Cannabishas long been credited with anti-inflammatory properties. However, researchers at ETH Zurich have discovered that it is not only known psychoactive substances that are responsible for this, but that a compound that we ingest every day in plant nutrients also plays an important role. Cannabis compounds, in some cases through the endocannabinoid system, have been shown to affect some of the pillars of chronic inflammation.
However, in light of the large number of active molecules produced by cannabis and their interactions, sometimes synergistic, it is necessary to better specify treatments based on cannabis and active compounds, while using the synergy identified between phytomolecules in cannabis. Therefore, even if CBD or THC are considered to be potentially leading molecules, additional cannabis-derived compounds can be selected to improve their activity. There is both anecdotal and clinical evidence demonstrating the efficacy of cannabinoids in the treatment of MS. In addition, cannabinoids can affect immune responses and host resistance by disrupting the balance between cytokines produced by the T-helper, Th1 and Th2 subgroups.
Preparation of CASe from A cannabis strain with 5— 10% THC and 5— 11% CBD also produced significant levels of Δ9-THC only when CASe was prepared in a medium containing 30% MeOH. A study involving patients with Crohn's disease indicates that 10 out of 11 subjects experienced some form of relief thanks to cannabis, while avoiding steroids or other types of medications, which could lead to dangerous or addictive side effects. It should also be further considered whether endocannabinoids and cannabinoid receptors play a critical role during the normal inflammatory response. The endocannabinoid system (ECS) is a modulator of immune system activity, and the deregulation of this system is implicated in several chronic inflammations.
Exogenous cannabinoids have been shown to suppress T-cell-mediated immune responses by primarily inducing apoptosis and suppressing inflammatory cytokines and chemokines. However, the presence of biologically active cannabinoids in this CASe preparation further highlights its usefulness in evaluating the physiological and pathological implications of cannabis smoke. In another clinical trial, daily cannabis treatment was associated with lower levels of proinflammatory biomarkers in the brain fluid (CSF) of patients with HIV (Watson et al. It is important to note that, once the mode of action of phytocannabinoids and their combination are known, APIs could target specific mechanisms related to inflammation.

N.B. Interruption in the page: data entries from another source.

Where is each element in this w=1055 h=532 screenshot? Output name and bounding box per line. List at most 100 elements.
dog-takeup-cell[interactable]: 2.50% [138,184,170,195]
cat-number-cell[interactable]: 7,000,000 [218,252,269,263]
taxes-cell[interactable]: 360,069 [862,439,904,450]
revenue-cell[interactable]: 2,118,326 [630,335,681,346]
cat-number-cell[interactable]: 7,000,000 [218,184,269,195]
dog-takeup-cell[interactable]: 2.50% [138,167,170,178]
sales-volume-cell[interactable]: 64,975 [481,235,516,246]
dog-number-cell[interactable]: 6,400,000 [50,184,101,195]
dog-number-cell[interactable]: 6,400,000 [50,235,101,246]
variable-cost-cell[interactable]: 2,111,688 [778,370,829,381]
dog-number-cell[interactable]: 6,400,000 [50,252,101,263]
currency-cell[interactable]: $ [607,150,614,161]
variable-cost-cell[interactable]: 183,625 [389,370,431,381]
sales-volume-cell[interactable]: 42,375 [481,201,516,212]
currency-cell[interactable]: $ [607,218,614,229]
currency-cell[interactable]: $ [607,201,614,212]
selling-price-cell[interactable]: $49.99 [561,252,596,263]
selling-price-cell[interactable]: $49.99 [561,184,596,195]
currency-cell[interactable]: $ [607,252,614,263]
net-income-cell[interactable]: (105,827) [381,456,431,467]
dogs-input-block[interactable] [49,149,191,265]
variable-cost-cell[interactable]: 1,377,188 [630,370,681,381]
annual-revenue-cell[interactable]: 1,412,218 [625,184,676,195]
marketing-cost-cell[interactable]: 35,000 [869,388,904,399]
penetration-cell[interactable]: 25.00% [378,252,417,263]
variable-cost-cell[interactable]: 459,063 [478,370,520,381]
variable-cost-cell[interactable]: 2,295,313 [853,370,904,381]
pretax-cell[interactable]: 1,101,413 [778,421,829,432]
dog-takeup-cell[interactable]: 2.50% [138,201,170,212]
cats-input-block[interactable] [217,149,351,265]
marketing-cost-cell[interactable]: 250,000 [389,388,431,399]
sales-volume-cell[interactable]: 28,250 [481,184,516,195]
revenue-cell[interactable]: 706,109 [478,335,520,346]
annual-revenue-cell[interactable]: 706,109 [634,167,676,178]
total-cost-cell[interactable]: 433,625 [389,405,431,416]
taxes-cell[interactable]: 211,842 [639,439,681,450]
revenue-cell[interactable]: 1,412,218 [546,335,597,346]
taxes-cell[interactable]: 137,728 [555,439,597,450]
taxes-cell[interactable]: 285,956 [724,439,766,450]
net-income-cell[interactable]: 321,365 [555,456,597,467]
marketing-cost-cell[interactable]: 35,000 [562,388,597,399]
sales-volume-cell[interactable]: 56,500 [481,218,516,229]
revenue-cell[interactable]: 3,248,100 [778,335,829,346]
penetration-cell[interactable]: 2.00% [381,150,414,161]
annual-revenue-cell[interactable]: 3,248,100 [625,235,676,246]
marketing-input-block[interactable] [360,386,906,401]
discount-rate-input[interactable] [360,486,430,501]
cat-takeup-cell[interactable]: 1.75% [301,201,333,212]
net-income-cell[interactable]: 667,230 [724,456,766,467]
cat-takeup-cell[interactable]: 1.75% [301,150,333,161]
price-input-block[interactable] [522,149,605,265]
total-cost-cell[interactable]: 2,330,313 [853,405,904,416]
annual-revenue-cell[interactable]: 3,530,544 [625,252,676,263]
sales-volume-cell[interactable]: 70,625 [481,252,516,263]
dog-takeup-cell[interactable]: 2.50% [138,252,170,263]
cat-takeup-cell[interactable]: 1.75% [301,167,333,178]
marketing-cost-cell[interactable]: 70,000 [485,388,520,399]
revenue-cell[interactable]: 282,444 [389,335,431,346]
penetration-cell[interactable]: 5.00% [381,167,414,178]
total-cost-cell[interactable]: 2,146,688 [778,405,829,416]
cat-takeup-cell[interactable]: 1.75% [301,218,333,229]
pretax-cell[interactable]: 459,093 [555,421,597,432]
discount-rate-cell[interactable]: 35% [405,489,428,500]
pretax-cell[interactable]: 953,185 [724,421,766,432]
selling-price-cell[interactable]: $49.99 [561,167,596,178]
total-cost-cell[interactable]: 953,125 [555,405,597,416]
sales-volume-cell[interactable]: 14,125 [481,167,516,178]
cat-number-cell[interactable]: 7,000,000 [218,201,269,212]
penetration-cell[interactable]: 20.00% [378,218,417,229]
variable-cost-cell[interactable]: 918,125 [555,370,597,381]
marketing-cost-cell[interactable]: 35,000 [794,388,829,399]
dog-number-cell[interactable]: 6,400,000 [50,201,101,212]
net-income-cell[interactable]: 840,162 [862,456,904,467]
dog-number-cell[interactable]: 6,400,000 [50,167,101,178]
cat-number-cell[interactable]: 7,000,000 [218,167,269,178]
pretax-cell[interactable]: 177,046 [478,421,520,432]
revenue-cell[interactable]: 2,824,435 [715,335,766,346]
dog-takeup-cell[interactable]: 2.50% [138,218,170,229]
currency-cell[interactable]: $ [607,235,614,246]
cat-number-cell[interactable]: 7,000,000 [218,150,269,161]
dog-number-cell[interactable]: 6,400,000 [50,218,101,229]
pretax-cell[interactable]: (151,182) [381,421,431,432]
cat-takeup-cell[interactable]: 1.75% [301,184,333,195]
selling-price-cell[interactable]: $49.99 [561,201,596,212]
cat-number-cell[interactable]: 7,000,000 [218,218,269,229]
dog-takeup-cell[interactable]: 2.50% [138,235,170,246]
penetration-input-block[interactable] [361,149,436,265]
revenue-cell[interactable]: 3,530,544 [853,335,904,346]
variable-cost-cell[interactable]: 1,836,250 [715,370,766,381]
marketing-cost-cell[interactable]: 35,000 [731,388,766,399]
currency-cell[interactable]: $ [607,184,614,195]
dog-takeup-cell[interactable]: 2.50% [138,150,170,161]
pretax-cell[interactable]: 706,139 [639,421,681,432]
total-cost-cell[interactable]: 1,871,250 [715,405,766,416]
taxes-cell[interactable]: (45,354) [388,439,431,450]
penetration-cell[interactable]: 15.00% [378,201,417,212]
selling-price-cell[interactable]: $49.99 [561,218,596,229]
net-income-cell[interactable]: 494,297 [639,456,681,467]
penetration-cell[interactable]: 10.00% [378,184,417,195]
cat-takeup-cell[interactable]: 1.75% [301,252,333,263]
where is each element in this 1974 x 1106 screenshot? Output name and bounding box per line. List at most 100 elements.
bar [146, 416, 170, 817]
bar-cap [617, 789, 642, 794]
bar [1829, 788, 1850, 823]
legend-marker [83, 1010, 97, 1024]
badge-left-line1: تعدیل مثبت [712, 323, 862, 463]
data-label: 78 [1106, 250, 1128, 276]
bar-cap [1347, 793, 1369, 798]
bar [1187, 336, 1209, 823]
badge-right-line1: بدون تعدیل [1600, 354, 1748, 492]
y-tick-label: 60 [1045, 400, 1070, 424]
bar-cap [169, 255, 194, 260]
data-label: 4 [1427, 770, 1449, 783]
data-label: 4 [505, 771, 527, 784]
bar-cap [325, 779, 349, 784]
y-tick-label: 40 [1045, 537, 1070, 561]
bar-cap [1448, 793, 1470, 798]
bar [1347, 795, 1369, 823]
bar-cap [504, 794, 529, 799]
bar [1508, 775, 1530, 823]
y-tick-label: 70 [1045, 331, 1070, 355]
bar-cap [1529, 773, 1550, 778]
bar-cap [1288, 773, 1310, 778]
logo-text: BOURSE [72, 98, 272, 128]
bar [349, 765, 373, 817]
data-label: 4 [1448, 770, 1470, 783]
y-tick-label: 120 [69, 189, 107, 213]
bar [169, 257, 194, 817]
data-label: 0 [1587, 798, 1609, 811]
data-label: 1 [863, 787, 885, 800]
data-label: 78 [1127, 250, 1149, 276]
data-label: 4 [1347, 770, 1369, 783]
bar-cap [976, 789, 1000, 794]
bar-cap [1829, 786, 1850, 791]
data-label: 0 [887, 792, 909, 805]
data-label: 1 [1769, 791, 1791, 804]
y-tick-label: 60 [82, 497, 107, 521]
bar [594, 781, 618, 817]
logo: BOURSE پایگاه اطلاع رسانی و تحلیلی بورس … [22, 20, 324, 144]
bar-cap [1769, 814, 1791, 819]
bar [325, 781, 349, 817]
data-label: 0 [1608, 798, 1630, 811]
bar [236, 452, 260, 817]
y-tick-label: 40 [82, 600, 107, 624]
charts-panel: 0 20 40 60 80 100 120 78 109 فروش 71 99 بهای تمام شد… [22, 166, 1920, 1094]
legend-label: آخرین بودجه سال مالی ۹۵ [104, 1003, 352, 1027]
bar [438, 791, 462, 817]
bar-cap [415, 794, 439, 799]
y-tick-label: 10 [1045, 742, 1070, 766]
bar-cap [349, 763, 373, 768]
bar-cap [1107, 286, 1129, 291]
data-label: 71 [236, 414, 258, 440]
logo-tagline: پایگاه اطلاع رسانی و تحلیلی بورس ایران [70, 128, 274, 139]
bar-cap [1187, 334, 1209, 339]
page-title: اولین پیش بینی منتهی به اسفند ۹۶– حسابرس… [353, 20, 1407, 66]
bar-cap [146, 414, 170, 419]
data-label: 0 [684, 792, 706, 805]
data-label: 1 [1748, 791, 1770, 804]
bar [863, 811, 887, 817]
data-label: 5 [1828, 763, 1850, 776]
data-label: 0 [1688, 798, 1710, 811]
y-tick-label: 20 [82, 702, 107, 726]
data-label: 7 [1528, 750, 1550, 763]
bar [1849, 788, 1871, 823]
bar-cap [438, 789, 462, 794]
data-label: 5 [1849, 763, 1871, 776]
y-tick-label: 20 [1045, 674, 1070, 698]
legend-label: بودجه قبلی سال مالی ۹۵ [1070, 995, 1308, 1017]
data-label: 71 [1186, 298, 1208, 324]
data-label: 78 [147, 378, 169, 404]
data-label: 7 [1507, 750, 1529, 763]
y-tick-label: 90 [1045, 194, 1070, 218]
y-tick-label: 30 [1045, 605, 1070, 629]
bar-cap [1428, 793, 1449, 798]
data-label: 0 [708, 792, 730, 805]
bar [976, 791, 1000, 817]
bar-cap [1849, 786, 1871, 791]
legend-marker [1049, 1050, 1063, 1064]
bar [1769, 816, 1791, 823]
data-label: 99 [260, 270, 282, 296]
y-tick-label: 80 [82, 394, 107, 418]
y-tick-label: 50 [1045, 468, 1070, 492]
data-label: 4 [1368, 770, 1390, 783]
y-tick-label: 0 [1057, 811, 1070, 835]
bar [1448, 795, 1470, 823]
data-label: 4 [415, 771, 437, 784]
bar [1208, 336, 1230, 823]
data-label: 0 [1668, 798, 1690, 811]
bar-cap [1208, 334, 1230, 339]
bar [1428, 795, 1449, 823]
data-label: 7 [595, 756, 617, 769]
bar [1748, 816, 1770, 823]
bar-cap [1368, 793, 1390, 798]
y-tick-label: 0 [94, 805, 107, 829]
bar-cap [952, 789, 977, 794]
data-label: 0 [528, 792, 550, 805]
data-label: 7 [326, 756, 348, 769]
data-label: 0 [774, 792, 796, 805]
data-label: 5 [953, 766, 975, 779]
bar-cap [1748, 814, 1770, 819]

Several attempts have been made to inactivate enzymes that degrade cannabinoids, thus increasing the local concentration of endocannabinoids on the surface of tumor cells. Cannabis and its compounds have been shown to have anti-inflammatory activity (see the methodology in Appendix A), but to harness the full potential of cannabis, it is important to define the active molecules and understand the cellular and molecular mechanisms underlying its anti-inflammatory activity. However, the number of studies investigating the health effects of exposure to cannabis smoke remains limited, and it is not well known if there is a relationship between exposure to cannabis smoke and the development of respiratory diseases. Phytocannabinoids are oxygenated aromatic hydrocarbons derived from meroterpenoids with a resorcinyl core structure with isoprenyl, alkyl or aralkyl substitutions.